PH calls on WTO members to speed up agreement to end fishing subsidies – Manila Bulletin

The Philippine government has called on fellow ministers of agriculture and trade at the World Trade Organization (WTO) to speed up trade negotiations and come up with new disciplines to eliminate subsidies that contribute to illegal fishing, not declared and unregulated (IUU), overfished stocks and overcapacity and overfishing.
Agriculture Secretary William Dar and Trade and Industry Secretary Ramon Lopez made the call at the virtual ministerial meeting of the WTO Trade Negotiations Committee on Fisheries Subsidies.
âThe Philippines stands alongside other WTO member countries who have pledged to achieve an outcome in the fisheries subsidy negotiations ahead of the 12th WTO Ministerial Conference (MC12) in December this year Lopez said.
“This will only be possible if there is strong political will and diplomatic flexibility in the negotiations,” he added.
For his part, Dar urged WTO members to reconsider the current wording of the current draft of the trade agreement on fisheries subsidies.
âThe current draft text of the agreement contains an exception that if a prohibited subsidy occurs in disputed waters, it will not be reviewed by a WTO panel, as this will provide a loophole for countries involved in disputes. maritime disputes to be exempted from the disciplines, âDar said.

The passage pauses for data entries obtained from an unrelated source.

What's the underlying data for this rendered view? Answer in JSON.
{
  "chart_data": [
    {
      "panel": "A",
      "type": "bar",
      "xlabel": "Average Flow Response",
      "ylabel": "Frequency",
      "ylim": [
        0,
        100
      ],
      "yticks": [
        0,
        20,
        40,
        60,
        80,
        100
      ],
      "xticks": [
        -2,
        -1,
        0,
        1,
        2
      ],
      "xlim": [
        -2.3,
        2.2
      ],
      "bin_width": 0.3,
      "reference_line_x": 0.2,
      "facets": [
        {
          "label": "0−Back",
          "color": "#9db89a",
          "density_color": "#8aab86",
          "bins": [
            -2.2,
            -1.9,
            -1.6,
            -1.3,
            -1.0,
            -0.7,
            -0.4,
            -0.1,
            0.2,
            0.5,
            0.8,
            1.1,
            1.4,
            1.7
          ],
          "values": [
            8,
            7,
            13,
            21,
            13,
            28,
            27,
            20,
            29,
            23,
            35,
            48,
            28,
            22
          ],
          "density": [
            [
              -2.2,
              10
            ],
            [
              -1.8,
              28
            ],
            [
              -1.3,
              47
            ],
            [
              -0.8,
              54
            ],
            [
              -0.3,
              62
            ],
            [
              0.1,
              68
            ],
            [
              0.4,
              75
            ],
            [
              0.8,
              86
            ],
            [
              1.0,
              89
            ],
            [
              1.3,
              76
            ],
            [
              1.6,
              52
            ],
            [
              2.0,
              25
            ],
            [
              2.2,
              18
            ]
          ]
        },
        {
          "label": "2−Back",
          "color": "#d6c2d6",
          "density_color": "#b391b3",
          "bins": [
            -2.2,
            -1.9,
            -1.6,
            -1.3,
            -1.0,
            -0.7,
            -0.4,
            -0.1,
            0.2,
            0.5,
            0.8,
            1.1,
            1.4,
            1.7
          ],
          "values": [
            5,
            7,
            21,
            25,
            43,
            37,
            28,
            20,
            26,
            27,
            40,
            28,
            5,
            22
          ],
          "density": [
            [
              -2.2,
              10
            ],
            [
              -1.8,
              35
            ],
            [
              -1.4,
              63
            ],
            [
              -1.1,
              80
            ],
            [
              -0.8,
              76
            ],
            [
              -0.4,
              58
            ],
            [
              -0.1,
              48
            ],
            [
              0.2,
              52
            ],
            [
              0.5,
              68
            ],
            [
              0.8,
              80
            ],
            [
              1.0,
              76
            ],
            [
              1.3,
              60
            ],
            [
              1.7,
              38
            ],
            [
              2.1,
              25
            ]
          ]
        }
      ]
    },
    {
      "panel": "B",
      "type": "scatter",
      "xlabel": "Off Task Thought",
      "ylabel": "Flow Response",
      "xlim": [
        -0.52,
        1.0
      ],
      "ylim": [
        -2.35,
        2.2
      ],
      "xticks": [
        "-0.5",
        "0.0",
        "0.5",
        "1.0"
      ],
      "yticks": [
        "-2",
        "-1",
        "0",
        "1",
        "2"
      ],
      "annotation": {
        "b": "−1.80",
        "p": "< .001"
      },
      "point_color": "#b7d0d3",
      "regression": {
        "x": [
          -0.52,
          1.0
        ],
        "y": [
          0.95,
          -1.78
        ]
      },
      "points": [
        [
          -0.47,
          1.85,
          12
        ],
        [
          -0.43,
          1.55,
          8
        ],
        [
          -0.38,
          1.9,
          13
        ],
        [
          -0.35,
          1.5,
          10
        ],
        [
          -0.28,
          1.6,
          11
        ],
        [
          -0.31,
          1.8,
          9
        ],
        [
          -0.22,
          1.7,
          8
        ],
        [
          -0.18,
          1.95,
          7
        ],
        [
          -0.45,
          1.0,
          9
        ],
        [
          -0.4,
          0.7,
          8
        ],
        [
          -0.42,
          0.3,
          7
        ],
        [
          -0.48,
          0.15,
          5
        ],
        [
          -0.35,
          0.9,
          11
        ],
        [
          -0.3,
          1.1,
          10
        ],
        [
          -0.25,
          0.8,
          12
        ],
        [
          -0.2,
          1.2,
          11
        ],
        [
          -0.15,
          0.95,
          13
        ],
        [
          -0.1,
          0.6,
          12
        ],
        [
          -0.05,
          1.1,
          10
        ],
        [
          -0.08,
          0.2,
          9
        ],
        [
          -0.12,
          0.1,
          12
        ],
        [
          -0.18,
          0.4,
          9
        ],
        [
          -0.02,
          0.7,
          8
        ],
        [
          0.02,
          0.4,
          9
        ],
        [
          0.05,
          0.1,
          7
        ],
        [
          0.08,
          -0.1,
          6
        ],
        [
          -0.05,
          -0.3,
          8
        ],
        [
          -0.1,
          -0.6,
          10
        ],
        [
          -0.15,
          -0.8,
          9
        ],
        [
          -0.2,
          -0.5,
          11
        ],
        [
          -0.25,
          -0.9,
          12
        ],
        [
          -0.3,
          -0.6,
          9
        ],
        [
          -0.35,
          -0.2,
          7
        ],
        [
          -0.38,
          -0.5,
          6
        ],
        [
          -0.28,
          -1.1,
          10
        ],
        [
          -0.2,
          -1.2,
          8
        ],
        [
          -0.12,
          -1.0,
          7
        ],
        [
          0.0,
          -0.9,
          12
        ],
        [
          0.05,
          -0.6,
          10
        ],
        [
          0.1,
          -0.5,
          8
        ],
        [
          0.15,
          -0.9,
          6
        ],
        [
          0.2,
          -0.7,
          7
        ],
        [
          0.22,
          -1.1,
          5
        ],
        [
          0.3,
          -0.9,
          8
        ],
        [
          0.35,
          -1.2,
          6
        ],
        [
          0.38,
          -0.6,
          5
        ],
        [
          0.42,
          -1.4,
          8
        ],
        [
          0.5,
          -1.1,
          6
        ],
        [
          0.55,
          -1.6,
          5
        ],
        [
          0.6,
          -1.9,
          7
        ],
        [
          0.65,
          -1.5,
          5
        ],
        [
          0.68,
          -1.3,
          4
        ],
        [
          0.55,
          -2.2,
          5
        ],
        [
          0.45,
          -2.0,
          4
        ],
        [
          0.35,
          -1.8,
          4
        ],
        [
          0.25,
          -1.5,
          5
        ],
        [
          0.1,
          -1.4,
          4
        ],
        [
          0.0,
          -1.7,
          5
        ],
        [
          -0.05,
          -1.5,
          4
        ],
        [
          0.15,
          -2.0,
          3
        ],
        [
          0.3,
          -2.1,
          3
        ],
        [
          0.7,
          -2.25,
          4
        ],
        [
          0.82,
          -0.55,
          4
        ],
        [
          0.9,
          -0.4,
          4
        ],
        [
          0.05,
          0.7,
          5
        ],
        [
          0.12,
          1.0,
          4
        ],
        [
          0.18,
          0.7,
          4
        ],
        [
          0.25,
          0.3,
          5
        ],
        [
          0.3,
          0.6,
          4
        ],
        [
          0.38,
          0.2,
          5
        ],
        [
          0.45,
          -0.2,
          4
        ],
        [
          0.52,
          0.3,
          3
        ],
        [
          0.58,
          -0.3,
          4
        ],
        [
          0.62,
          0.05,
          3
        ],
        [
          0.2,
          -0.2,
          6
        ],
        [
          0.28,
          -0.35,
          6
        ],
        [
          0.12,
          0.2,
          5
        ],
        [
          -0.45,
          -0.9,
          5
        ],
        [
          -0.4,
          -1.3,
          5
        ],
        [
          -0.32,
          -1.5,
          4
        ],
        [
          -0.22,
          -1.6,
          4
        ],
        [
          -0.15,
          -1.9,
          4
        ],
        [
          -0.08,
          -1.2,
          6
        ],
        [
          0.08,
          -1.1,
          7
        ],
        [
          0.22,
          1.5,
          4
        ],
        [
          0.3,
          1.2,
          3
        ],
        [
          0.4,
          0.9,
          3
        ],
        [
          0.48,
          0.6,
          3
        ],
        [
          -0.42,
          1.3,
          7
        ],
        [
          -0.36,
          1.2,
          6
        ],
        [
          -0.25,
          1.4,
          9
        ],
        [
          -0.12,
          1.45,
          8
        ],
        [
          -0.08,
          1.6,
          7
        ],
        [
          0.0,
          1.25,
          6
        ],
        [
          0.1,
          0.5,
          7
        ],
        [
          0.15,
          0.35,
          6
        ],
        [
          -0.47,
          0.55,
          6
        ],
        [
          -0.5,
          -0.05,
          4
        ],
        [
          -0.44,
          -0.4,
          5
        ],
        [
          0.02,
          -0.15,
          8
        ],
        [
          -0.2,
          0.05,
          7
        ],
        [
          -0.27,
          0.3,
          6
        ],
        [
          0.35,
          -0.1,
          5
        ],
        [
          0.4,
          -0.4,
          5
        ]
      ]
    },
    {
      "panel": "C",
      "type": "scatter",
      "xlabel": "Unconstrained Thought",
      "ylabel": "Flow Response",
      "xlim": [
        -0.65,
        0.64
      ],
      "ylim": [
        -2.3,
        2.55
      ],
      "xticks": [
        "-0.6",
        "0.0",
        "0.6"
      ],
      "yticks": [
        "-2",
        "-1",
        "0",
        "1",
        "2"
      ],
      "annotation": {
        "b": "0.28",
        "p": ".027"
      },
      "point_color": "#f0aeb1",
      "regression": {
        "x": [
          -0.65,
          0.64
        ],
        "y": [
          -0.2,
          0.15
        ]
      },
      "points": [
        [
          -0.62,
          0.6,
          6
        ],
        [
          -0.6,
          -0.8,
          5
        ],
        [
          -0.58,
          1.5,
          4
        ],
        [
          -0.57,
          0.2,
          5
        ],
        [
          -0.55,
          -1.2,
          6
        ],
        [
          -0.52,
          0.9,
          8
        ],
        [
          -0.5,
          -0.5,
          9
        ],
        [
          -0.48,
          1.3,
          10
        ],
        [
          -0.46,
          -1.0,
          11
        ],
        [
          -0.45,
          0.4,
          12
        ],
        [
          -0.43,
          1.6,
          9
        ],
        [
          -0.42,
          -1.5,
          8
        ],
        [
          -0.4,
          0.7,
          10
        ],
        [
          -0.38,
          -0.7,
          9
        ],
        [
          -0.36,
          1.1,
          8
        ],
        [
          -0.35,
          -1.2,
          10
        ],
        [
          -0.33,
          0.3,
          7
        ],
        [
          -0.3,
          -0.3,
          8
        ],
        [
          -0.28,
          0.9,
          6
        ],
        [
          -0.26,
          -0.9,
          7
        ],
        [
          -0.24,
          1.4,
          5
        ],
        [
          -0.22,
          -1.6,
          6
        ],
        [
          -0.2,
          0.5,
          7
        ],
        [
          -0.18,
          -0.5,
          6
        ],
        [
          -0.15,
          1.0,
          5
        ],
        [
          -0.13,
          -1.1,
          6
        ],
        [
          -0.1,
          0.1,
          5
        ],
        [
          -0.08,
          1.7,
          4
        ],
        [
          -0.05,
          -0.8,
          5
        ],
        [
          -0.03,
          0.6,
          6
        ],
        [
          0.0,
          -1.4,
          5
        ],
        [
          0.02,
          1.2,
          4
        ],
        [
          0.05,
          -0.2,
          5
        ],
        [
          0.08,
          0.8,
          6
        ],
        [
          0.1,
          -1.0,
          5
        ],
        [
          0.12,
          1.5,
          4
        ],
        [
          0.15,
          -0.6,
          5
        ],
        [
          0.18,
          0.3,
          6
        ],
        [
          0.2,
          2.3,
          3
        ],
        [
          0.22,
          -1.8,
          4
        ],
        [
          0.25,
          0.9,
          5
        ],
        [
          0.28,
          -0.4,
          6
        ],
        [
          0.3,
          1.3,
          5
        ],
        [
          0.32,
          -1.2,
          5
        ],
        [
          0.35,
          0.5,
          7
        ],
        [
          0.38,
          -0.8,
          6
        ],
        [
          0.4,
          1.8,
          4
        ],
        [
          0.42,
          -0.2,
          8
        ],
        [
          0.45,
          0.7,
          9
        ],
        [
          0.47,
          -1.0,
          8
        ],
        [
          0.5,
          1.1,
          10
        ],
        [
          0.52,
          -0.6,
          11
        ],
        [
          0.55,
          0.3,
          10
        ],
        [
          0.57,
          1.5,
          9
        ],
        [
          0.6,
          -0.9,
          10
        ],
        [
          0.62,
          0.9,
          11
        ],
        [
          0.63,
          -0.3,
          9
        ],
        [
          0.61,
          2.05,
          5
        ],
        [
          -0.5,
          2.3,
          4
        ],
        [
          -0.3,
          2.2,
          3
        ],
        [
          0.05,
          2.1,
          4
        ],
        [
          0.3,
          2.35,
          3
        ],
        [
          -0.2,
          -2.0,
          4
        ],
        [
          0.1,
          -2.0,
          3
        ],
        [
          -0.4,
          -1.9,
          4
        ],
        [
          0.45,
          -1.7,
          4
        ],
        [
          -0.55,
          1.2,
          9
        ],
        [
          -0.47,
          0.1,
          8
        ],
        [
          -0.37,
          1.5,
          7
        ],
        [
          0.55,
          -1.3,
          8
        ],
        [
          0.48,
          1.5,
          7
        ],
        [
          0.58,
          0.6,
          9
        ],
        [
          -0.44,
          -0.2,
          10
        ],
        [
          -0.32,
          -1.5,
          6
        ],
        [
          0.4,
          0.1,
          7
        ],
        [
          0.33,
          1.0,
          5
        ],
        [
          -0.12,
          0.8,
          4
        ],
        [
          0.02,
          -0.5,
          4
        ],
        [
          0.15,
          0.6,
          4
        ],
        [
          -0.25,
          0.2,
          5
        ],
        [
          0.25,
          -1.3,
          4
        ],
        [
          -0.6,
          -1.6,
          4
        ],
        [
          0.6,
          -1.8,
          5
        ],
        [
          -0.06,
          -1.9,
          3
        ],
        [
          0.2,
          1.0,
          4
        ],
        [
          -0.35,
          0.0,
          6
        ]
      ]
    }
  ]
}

âQuestions of land claims or the delimitation of borders or maritime areas are of the utmost concern to the Philippines, but nothing should prevent a properly constituted panel from hearing a case,â he added.
He also stressed that flexibility and exemptions for poor and vulnerable artisanal fishermen in developing and least developed countries should not create a permanent exception to effective disciplines to tackle overcapacity and overfishing.
Declining fish stocks threaten to worsen poverty and endanger coastal communities that depend on fishing, WTO says, based on latest data from the Food and Agriculture Organization of the United Nations agriculture (FAO).
He added that fish stocks are at risk of collapsing in many parts of the world due to overexploitation, where an estimated 34 percent of global stocks are overexploited from 10 percent in 1974, reflecting the pace of exploitation and indicating that the fish population could not rebuild as quickly as it should.
In the Philippines, illegal fishing accounted for 27 to 40 percent of the fish caught in 2019, representing an annual value of about 62 billion pesos (US $ 1.3 billion). In addition, at least 30,000 or 30 percent of municipal vessels are still unregistered, and commercial fishermen fail to report up to 422,000 metric tonnes of fish each year.